Choosing his words carefully, almost painfully, because he is a kind man, Futch went on: "He allowed himself to get into such poor condition, he had nothing. His judgment of distance, his timing—he had no snap. He landed just one good punch in three rounds. The things he did—rubbing his face and looking at his gloves to see if there was blood—I'm sure he was perfectly aware of what was going on. In my opinion, he could have got up in time. But he chose not to do so, so maybe he had his own reasons."
Equally damning was Wynn's suggestion that in the future all fights should be winner-take-all to ensure an honest effort. In Douglas, Wynn thought he had an American folk hero, to whom he had promised $31 million to fight Tyson in a rematch. What he got was the Pillsbury Doughboy, who had gotten lucky against a gunfighter who, for one night, forgot to load his weapons.
Financially, if not artistically, the fight fared well. Of the Mirage's 16,128 seats, priced to generate $10.5 million, only 500 were unoccupied. The final tally won't be in for at least a month, but the home pay-per-view orders—at an average of $35 per home—were heading toward one million in the days leading up to the fight.
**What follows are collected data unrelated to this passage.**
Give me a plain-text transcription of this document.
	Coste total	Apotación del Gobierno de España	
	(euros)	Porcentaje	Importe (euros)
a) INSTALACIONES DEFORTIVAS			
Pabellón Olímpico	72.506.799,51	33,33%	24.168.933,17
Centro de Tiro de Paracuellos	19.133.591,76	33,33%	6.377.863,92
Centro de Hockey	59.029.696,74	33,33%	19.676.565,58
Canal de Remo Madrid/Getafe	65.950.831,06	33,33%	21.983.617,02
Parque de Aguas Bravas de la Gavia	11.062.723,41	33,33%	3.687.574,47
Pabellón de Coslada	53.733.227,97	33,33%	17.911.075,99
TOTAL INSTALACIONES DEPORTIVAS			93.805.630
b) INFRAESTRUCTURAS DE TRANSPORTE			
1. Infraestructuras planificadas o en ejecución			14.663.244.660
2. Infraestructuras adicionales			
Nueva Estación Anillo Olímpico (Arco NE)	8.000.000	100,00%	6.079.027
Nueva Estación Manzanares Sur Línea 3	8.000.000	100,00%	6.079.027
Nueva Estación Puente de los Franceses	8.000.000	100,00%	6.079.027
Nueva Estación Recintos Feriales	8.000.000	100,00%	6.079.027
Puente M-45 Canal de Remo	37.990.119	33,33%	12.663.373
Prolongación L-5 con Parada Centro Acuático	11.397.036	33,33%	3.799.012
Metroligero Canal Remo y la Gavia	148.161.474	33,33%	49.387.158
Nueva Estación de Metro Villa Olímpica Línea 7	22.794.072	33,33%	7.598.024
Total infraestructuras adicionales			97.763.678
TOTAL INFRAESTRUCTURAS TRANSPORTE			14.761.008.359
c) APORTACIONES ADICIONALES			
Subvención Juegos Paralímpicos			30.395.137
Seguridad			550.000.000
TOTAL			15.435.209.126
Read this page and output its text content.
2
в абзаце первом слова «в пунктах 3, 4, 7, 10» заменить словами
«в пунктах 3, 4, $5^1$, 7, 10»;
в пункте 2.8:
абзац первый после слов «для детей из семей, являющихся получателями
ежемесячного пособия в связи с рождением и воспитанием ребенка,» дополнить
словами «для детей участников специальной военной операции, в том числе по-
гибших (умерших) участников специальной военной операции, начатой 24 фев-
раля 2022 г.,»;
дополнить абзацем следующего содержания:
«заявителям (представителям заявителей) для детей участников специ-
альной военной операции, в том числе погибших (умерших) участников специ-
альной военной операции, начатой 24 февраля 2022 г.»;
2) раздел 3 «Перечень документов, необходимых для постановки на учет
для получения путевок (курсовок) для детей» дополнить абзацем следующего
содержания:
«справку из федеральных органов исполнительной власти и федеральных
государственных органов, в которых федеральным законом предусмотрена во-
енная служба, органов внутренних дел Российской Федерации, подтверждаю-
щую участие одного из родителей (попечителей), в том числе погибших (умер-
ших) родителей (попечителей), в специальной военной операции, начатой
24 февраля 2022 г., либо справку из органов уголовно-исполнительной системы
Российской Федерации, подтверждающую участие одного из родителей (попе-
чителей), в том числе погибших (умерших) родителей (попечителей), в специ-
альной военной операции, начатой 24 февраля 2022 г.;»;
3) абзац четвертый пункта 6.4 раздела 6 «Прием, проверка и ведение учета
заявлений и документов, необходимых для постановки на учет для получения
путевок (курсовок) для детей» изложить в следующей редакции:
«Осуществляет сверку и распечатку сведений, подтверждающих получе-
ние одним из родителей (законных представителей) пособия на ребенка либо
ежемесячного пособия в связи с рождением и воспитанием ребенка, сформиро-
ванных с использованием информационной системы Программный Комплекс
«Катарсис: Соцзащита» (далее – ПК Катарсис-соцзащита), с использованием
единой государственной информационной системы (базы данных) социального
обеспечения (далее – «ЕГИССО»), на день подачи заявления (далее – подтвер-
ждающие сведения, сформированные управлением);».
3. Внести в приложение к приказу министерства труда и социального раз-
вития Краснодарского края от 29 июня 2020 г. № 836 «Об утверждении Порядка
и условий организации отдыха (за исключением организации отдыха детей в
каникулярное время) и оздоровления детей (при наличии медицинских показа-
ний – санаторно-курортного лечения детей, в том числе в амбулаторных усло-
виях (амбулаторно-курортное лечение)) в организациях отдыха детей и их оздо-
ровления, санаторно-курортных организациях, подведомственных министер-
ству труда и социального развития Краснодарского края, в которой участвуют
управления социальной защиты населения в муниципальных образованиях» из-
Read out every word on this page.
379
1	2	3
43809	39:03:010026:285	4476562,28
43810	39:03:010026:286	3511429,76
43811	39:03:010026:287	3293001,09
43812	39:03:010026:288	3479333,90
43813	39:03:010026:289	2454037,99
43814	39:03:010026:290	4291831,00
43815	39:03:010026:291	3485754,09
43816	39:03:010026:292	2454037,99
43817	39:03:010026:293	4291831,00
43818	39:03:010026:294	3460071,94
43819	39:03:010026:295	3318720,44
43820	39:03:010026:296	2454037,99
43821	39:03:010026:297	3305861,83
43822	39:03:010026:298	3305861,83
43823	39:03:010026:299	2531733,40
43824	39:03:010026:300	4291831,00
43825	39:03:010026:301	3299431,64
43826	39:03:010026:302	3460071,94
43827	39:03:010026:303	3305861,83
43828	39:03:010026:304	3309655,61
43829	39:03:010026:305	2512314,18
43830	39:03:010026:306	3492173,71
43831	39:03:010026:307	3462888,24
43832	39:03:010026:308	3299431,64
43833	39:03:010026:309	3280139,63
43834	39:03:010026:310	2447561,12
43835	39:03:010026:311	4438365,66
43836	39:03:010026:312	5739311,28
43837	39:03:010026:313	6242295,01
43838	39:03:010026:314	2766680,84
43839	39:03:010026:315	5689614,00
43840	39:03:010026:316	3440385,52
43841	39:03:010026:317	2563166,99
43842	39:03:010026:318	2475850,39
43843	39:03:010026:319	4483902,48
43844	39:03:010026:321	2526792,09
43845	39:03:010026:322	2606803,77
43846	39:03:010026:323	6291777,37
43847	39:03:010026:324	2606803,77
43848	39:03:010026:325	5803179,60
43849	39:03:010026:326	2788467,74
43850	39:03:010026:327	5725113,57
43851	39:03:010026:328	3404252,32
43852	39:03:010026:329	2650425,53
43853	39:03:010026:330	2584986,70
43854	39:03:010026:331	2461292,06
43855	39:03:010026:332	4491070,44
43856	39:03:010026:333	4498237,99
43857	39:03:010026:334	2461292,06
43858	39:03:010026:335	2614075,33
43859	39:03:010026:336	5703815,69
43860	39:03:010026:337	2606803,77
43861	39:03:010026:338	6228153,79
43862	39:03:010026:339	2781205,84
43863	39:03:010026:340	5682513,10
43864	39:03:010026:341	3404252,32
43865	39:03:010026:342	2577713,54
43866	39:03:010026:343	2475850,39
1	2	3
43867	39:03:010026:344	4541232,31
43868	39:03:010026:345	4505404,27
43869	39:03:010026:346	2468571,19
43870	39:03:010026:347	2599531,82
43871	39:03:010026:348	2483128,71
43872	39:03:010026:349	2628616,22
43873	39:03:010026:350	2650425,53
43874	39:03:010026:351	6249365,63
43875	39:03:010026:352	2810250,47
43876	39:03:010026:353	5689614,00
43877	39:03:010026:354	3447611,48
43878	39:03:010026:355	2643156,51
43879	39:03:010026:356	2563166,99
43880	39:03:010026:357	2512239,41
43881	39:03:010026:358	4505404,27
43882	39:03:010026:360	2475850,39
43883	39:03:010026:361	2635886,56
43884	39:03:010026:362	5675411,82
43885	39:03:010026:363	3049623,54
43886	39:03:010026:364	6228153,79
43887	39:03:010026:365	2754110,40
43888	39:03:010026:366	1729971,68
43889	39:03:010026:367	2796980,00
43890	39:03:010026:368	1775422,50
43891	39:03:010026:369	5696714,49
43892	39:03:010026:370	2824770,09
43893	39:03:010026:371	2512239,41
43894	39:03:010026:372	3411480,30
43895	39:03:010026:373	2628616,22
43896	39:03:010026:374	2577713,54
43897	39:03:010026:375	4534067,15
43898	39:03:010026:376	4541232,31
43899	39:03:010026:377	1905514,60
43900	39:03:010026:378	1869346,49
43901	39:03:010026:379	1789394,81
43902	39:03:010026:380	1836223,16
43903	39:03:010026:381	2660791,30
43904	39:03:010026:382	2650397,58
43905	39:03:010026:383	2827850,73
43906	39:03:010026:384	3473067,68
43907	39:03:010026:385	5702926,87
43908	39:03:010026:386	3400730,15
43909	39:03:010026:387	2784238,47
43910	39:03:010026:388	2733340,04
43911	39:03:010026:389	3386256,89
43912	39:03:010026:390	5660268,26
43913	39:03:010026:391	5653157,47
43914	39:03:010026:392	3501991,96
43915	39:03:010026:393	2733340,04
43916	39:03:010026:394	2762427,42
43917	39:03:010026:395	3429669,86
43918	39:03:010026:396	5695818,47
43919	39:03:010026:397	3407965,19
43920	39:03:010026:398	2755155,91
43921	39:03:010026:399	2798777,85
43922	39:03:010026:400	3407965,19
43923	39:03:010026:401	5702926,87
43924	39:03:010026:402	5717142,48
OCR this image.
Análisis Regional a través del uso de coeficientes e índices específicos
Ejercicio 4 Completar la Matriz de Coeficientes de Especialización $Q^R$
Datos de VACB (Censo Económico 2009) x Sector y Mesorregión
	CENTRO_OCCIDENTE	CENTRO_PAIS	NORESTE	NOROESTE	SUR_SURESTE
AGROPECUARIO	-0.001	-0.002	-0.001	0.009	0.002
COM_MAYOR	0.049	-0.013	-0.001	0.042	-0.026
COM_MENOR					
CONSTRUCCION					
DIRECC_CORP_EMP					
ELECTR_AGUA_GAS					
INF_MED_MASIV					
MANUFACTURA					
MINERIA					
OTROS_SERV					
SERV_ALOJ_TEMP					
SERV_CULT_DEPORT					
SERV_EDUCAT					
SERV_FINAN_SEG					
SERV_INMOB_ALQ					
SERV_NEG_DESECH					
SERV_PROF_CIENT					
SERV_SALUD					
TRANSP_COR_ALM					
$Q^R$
Closed-circuit telecasts will net about $1.5 million. Showtime, which paid $2.1 million for the delayed broadcast, will air the fight twice this week.
"I don't want to talk about any plusses now," says Wynn, who spent $40 million promoting the bout and who took Douglas's showing as a personal affront. "I was very disappointed by the effort of the champion. In the end, whether it is a light or a hotel, the most important thing is keeping a promise, and when it comes down to James Douglas's performance, I don't believe the fight kept the promise."
Still buoyed by his easy win, Holyfield returned to his hotel room from Botany's and watched television until morning. Without sleeping, he flew to Los Angeles at 2 p.m. on Friday in Wynn's personal jet. His first stop was Paramount studios for an appearance on The Arsenio Hall Show. A staffer named Velda Fennell took the champion in hand and led him to a room where a makeup artist dabbed at him with assorted powders for five minutes. En route back to the studio, Fennell asked him, "Do you need any hair?"
"I beg your pardon?" said a startled Holyfield.
"Oh, that's industry chat," she said. "I mean, Do you need anything done with your hair?"
Holyfield declined with a laugh. Nearby, Anthony Williams, a friend of Holy-field's from Atlanta, allowed that the champ's reaction probably had to do with his being self-conscious about an incipient bald spot at the top of his head.
After the taping, Holyfield was beset by autograph seekers. Deeply religious, he signed his name and wrote Philippians 4:13 ("I can do all things through Christ, who strengtheneth me"). Then Holyfield danced out of the studio to the music being played on the set.